Let $f(n)=\sum_{d|n, d>0}\phi(d)$. If p is prime, prove that $f(p^a)=p^a$. Deduce that $f(n)=n$
So far I figured out that the divisors of $p^a$ are $1, p, ..., p^a$
so $f(p^a)$=$\phi(1)+\phi(p)+...+\phi(p^a)$$=(1)+(p-1)+...+(p^{a}-1)$
I got stuck here.
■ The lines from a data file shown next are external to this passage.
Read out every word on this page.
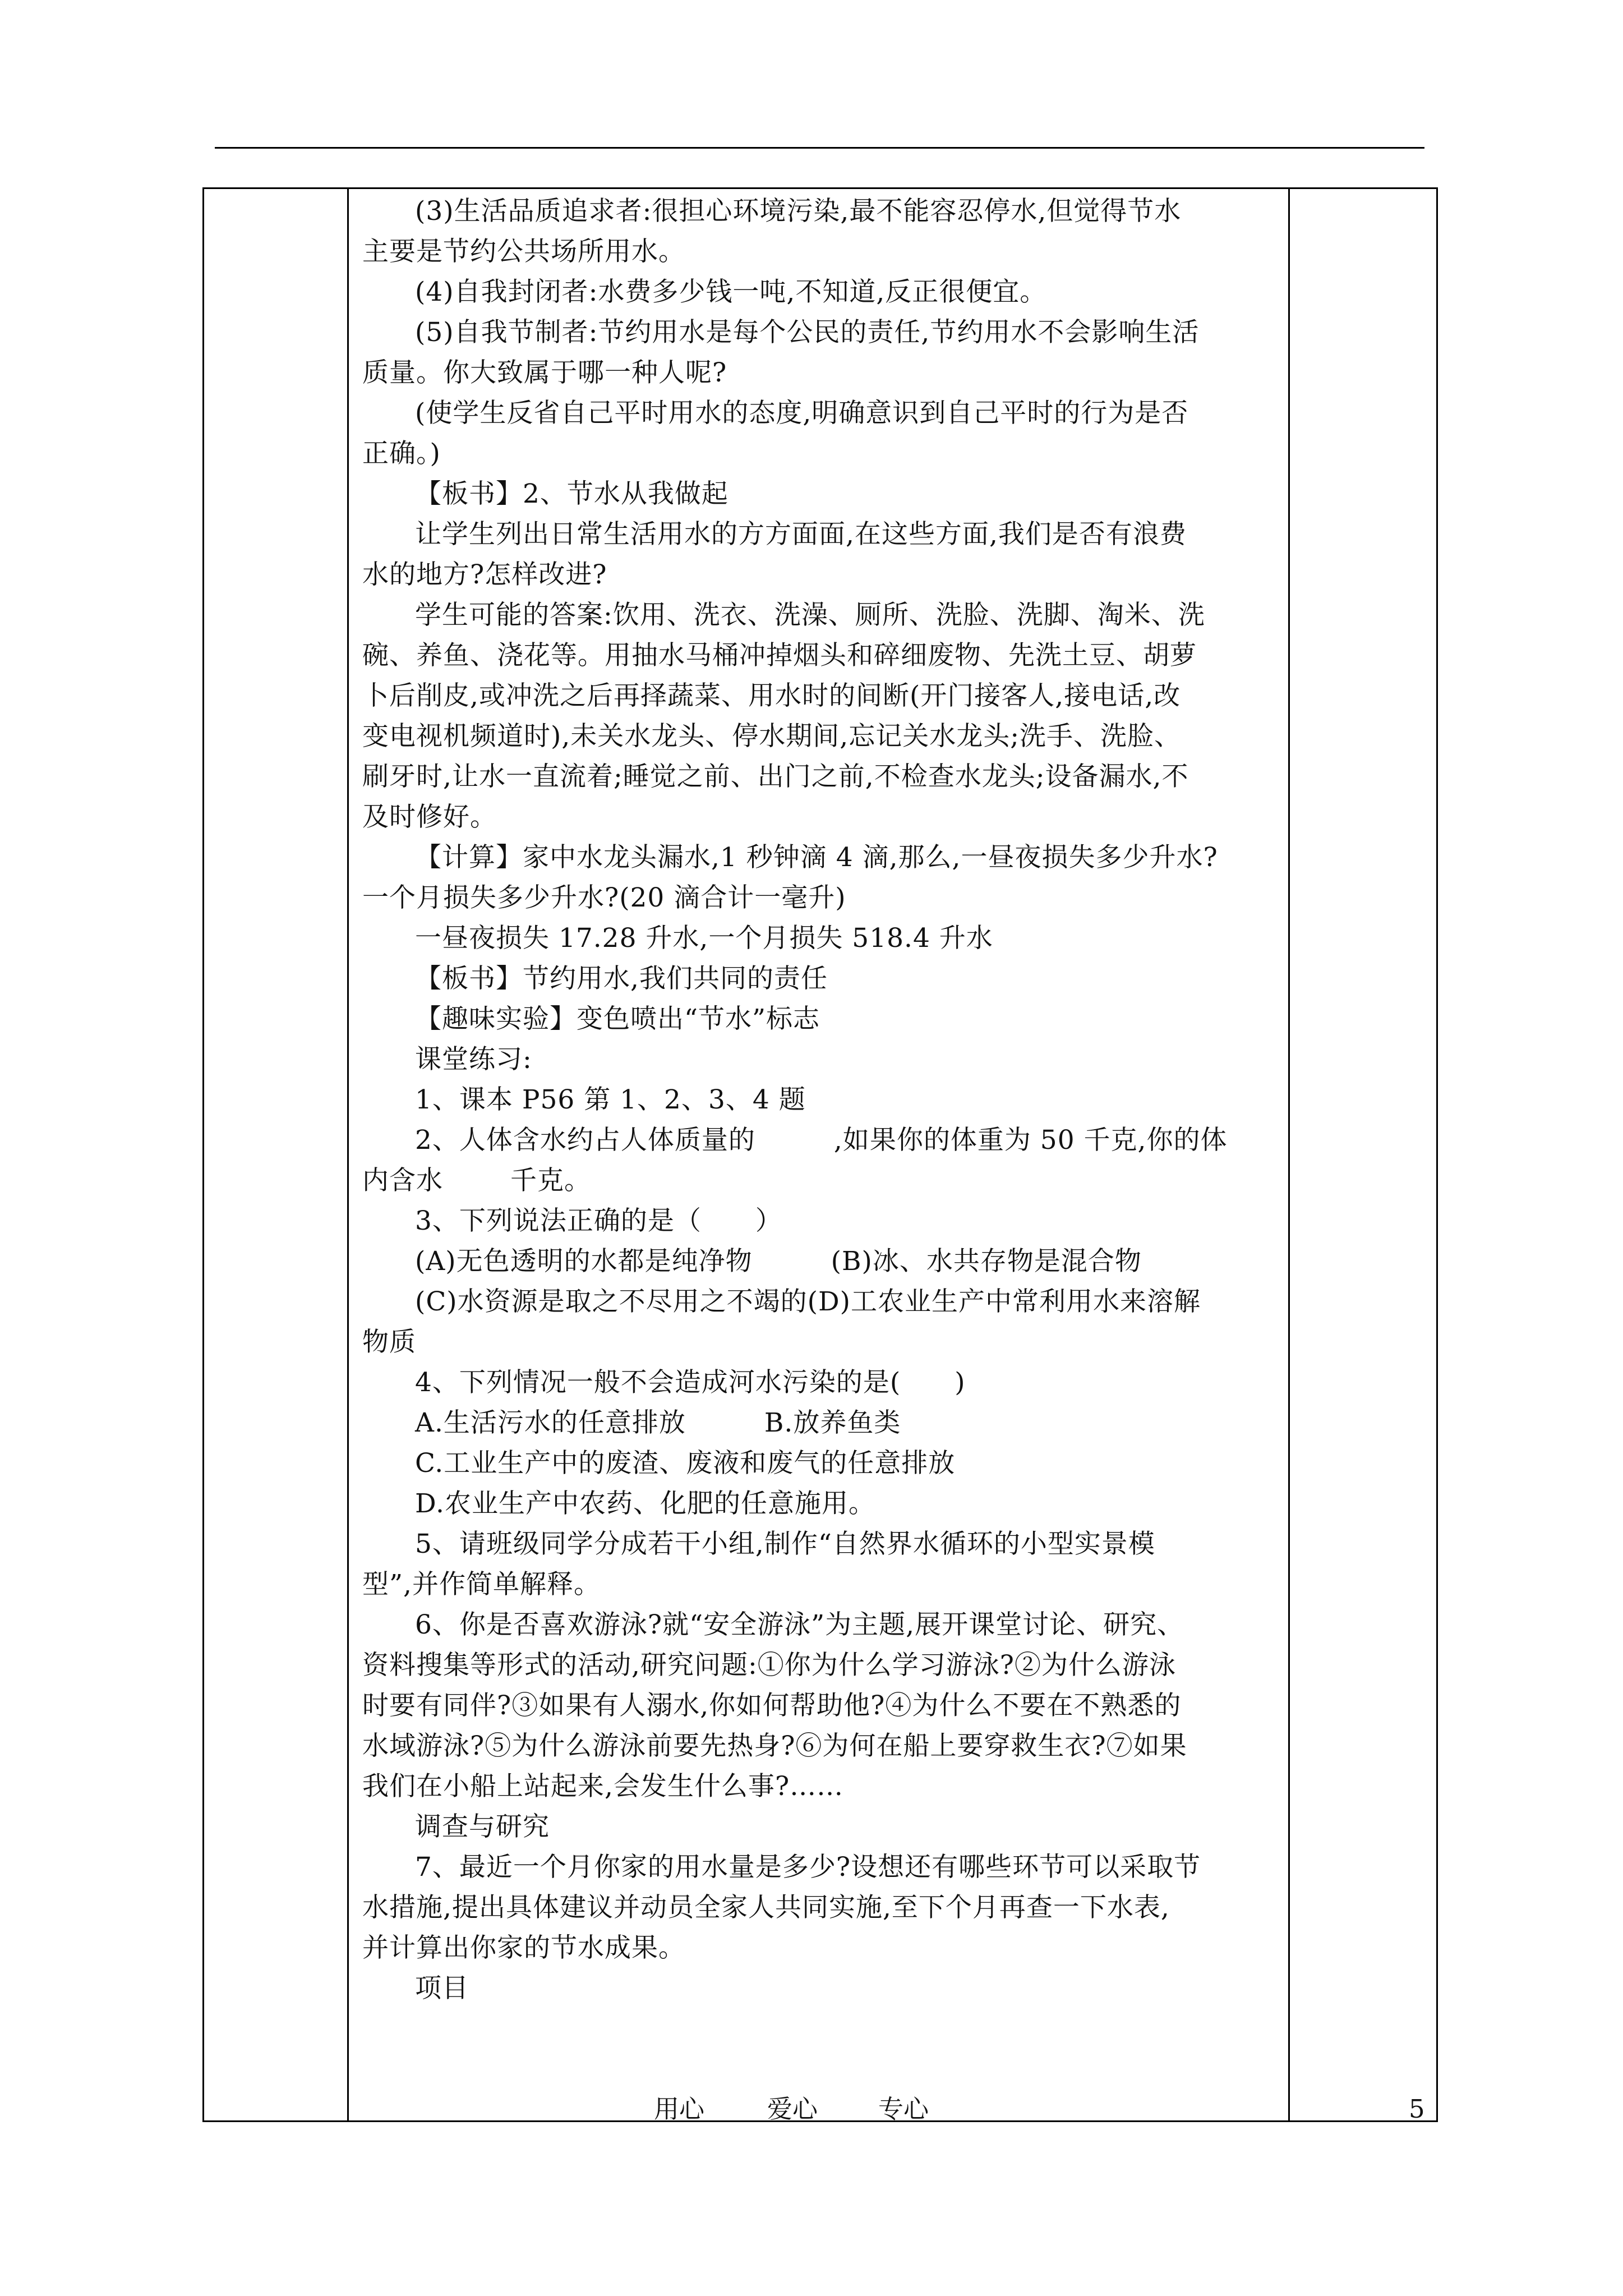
(3)生活品质追求者:很担心环境污染,最不能容忍停水,但觉得节水
主要是节约公共场所用水。
(4)自我封闭者:水费多少钱一吨,不知道,反正很便宜。
(5)自我节制者:节约用水是每个公民的责任,节约用水不会影响生活
质量。你大致属于哪一种人呢?
(使学生反省自己平时用水的态度,明确意识到自己平时的行为是否
正确。)
【板书】2、节水从我做起
让学生列出日常生活用水的方方面面,在这些方面,我们是否有浪费
水的地方?怎样改进?
学生可能的答案:饮用、洗衣、洗澡、厕所、洗脸、洗脚、淘米、洗
碗、养鱼、浇花等。用抽水马桶冲掉烟头和碎细废物、先洗土豆、胡萝
卜后削皮,或冲洗之后再择蔬菜、用水时的间断(开门接客人,接电话,改
变电视机频道时),未关水龙头、停水期间,忘记关水龙头;洗手、洗脸、
刷牙时,让水一直流着;睡觉之前、出门之前,不检查水龙头;设备漏水,不
及时修好。
【计算】家中水龙头漏水,1 秒钟滴 4 滴,那么,一昼夜损失多少升水?
一个月损失多少升水?(20 滴合计一毫升)
一昼夜损失 17.28 升水,一个月损失 518.4 升水
【板书】节约用水,我们共同的责任
【趣味实验】变色喷出“节水”标志
课堂练习:
1、课本 P56 第 1、2、3、4 题
2、人体含水约占人体质量的	,如果你的体重为 50 千克,你的体
内含水	千克。
3、下列说法正确的是（　　）
(A)无色透明的水都是纯净物	(B)冰、水共存物是混合物
(C)水资源是取之不尽用之不竭的(D)工农业生产中常利用水来溶解
物质
4、下列情况一般不会造成河水污染的是(　　)
A.生活污水的任意排放	B.放养鱼类
C.工业生产中的废渣、废液和废气的任意排放
D.农业生产中农药、化肥的任意施用。
5、请班级同学分成若干小组,制作“自然界水循环的小型实景模
型”,并作简单解释。
6、你是否喜欢游泳?就“安全游泳”为主题,展开课堂讨论、研究、
资料搜集等形式的活动,研究问题:①你为什么学习游泳?②为什么游泳
时要有同伴?③如果有人溺水,你如何帮助他?④为什么不要在不熟悉的
水域游泳?⑤为什么游泳前要先热身?⑥为何在船上要穿救生衣?⑦如果
我们在小船上站起来,会发生什么事?……
调查与研究
7、最近一个月你家的用水量是多少?设想还有哪些环节可以采取节
水措施,提出具体建议并动员全家人共同实施,至下个月再查一下水表,
并计算出你家的节水成果。
项目
用心 爱心 专心	5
How can I go from here to $p^a$?
You've made a small error in computing $\phi(p^n)$. $\phi(p^n) = p^n - p^{n-1}$, not $p^n - 1$. If $k$ is relatively prime to $p^n$, $k$ must be relatively prime to $p$. Thus, to count $\phi(p^n)$, we need to count multiples of $p$ less than or equal to $p^n$. These are $p, 2p, 3p,\dots, (p^{n-1} - 1)p, p^{n-1} p$. There are precisely $p^{n-1}$ such numbers, so $\phi(p^n) = p^n - p^{n-1}$. So the sum you want to compute is actually $$ \sum_{d\mid p^n, \, d > 0}\phi(d) = \phi(1) + \phi(p) + \dots + \phi(p^n) = 1 + (p - 1) + (p^2 - p) + \dots + (p^n - p^{n-1}). $$ Can you finish it from here?